Because discount points are prepaid interest, they can also be deductible as mortgage interest on your tax return if you itemize deductions. However, fewer borrowers are itemizing these days due to recent changes in tax laws.
This mortgage points break-even calculator can help you determine how much you’ll save each month, when you’ll reach your break-even point and what your interest savings or costs will be for any point in the loan.
How much do discount points cost?
The price for discount points is always the same, regardless of lender: 1 percent of the loan amount for each point. That’s where the name comes from – in financial terminology, 1 percent is commonly referred to as a “point.” So if you have a $300,000 loan, one point will cost $3,000.
How much a discount point will reduce your rate varies from lender to lender, but is often between one-eighth to one-quarter of a percent. So buying one point might reduce a 5 percent rate to 4.875 percent or 4.75 percent, for example.
You can buy multiple points, fractions of a point and even negative points (more on that later). How many you can buy depends on the lender and your loan. Some lenders may let you buy 3-4 points; others may limit you to only one or two. That’s something you want to check into when shopping for a mortgage and comparing offers.
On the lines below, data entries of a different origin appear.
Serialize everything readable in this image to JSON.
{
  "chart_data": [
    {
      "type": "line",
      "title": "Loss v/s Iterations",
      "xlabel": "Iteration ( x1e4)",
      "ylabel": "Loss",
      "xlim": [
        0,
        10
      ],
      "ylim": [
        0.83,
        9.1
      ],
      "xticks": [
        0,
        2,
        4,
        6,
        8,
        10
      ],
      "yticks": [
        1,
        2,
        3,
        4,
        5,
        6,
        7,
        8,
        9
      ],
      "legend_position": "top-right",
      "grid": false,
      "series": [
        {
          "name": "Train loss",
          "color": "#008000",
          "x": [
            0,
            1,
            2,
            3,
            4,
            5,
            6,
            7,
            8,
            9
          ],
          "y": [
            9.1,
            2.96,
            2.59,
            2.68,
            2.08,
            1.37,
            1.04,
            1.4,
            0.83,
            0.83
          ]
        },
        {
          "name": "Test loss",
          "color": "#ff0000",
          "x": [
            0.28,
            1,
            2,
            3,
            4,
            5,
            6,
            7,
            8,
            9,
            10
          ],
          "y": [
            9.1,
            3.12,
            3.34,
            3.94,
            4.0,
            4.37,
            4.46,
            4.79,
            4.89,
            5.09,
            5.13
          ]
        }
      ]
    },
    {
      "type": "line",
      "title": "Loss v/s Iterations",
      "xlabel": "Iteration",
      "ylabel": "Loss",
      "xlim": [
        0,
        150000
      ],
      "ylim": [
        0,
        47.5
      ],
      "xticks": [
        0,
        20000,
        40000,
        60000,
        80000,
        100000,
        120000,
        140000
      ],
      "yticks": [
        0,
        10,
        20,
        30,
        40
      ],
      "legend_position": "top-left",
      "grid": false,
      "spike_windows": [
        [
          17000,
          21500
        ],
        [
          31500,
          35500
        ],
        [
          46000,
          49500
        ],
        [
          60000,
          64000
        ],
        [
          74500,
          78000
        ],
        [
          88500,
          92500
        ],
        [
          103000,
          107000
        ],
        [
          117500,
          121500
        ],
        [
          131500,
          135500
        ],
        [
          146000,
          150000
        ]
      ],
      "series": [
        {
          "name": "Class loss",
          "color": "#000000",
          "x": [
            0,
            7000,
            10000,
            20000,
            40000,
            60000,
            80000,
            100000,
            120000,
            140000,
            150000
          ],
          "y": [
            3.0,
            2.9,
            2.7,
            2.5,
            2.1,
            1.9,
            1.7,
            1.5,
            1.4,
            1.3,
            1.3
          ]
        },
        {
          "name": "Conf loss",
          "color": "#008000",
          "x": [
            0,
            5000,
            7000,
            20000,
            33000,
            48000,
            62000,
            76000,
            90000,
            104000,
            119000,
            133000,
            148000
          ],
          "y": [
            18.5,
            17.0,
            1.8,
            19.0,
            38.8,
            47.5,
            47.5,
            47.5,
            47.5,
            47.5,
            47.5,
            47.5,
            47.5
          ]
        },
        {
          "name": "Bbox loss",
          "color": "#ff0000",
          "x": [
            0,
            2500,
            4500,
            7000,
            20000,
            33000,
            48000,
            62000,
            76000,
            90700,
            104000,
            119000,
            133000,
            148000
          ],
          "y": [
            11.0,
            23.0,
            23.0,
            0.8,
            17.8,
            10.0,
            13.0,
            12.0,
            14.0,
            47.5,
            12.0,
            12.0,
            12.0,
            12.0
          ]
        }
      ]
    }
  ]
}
You can pay for discount points up front if you wish, but they’re often rolled into the loan. So you start with a somewhat higher balance but the lower rate means your monthly payments are less.
Calculating the break-even point
Determining your break-even point isn’t just a matter of figuring how long it will take your monthly savings from a lower rate to exceed the cost of the points. You also want to take into account how it will affect your loan amortization, or how quickly you build home equity. That’s money in your pocket as well.
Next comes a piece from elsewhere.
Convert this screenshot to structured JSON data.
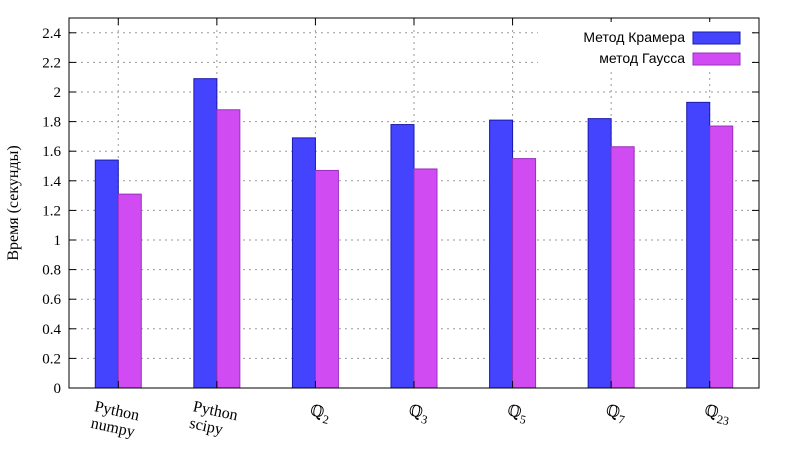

This mortgage points calculator does that for you. It takes into account not only your monthly interest savings but also how much faster you’re paying down loan principle to determine your overall savings and help you calculate your break-even point.
About negative points and fractional points
Negative discount points are an option a lender may offer to reduce closing costs. They work just opposite of positive discount points – instead of paying money to receive a lower rate, you are essentially given money (to cover costs) in return for a higher rate.
These are often a feature of “no closing cost” mortgages, where the borrower accepts a higher rate in return for not having to pay closing costs up front. This Mortgage Points Calculator allows you to use either positive or negative discount points.
Fractional points are commonly used by lenders to round off a rate to a standard figure, such as 4.75 percent, rather than something like 4.813 percent. Mortgage rates are typically priced in steps of one-eighth of a percent, like 4.5, 4.625, 4.75, 4.875 percent, etc., but the actual pricing is more precise than that. So lenders may charge or credit a fractional point, like 0.413 points or 1.274 points to produce a conventional figure for the mortgage rate.